Hesba Brinsmead was a highly significant writer of fiction for children and young adults. Born at Berambing, an isolated settlement in the Blue Mountains, Brinsmead used her early experiences in her Longtime books (most particularly in Longtime Passing, Once There was a Swagman, Longtime Dreaming and Christmas at Longtime).
Brinsmead's primary schooling was conducted by correspondence and she later attended a small church high school at Wahroonga, Sydney. A lack of finance led to her abandoning a teacher training course, however she still found work as a governess and schoolteacher. After saving from these and other jobs, Brinsmead paid for a course in journalism and began publishing novels in the 1960s.

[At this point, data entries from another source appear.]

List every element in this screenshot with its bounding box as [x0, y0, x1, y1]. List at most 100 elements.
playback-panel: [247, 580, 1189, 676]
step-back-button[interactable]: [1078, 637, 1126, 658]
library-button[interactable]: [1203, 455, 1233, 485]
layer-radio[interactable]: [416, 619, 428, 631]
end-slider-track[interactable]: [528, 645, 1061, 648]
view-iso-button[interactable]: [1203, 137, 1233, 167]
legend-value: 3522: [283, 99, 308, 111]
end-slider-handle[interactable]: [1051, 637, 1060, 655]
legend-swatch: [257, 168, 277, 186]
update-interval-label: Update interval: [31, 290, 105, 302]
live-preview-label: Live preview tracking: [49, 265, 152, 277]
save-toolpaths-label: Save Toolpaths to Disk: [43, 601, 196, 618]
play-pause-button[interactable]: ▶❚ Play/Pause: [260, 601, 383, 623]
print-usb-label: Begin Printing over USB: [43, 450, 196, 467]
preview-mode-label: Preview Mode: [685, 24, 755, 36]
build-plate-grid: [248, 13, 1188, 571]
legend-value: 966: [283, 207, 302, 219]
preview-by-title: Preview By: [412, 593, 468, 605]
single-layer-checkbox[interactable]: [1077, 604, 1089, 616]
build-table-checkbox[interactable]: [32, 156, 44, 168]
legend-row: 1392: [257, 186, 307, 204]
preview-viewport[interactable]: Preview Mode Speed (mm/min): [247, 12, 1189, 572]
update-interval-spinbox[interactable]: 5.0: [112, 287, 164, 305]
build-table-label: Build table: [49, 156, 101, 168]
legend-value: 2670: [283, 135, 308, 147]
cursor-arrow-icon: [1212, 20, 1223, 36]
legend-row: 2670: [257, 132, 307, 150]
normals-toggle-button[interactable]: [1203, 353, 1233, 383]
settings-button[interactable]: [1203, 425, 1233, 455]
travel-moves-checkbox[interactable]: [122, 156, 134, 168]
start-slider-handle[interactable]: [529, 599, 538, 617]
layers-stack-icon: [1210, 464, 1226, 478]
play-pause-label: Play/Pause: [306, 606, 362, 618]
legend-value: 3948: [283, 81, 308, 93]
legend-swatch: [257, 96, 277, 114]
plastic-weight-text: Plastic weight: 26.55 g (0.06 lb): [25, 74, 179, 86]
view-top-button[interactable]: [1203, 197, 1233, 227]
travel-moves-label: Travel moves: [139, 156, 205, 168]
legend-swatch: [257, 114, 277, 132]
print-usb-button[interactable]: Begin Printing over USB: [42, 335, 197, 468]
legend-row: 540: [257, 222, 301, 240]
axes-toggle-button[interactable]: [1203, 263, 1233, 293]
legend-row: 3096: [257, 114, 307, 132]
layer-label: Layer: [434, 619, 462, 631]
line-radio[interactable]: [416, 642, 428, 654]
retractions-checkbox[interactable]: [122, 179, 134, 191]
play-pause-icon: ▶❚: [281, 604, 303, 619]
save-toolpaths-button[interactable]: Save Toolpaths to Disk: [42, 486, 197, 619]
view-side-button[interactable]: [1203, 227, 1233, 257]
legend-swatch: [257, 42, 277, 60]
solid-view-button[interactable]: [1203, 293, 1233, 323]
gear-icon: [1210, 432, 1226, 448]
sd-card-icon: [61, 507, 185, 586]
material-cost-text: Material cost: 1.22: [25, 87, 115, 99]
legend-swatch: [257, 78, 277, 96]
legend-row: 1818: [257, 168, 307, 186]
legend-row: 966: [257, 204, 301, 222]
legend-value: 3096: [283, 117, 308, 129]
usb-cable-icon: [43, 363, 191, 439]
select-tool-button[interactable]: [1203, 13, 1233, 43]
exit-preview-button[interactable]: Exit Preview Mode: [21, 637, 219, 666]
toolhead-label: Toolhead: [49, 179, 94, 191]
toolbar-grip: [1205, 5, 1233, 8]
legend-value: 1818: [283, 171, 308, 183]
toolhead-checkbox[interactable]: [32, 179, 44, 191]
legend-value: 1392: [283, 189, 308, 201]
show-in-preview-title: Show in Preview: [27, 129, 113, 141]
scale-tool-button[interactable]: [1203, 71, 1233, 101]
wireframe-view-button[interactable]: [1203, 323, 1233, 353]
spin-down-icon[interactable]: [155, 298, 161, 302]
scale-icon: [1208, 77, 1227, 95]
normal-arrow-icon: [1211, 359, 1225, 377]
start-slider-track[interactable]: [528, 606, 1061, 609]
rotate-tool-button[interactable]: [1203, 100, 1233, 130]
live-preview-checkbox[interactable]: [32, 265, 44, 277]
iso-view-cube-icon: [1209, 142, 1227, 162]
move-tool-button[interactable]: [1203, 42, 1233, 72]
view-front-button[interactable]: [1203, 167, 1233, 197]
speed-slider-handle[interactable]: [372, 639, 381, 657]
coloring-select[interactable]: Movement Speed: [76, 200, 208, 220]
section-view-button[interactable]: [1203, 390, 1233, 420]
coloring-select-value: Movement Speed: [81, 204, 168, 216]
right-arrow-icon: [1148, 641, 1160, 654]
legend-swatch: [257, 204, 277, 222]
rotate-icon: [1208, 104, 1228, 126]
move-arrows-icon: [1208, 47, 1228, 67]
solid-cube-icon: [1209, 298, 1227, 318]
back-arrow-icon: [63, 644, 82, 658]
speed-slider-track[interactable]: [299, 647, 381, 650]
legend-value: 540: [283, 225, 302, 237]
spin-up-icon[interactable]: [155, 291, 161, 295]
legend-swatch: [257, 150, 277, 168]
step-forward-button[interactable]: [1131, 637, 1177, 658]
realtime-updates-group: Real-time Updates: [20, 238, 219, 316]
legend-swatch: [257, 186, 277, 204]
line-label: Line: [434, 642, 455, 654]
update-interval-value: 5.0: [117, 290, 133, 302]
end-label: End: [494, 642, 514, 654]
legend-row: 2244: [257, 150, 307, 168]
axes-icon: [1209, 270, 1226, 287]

Brinsmead's first novel, Pastures of the Blue Crane, appeared in 1964 and won both the Children's Book Council Book of the Year Award and the Dame Mary Gilmore Award in 1965. This book set the tone for many of Brinsmead's future works with its strong message about the environment.
In 1972, Brinsmead published Echo in the Wilderness, a novel highlighting the threat to Lake Pedder, Tasmania. Over the next decade, Brinsmead was active in the movement to save the lake from flooding. Although unsuccessful, the campaign inspired Brinsmead's 1983 book, I Will Not Say the Day Is Done.
Brinsmead married Reginald Brinsmead in 1943 and bore two sons, Bernard and Kenneth. The family lived in Victoria's Mallee district (prior to the birth of the boys) and in Melbourne, and eventually settled on the Tweed coast in northern New South Wales. Although divorced from her husband in the 1990s, Brinsmead remained close friends with him. She continued to live at Terranora until 2001 when debilitating osteoporosis (from which she had suffered for many years) forced a move to a retirement village in Murwillumbah.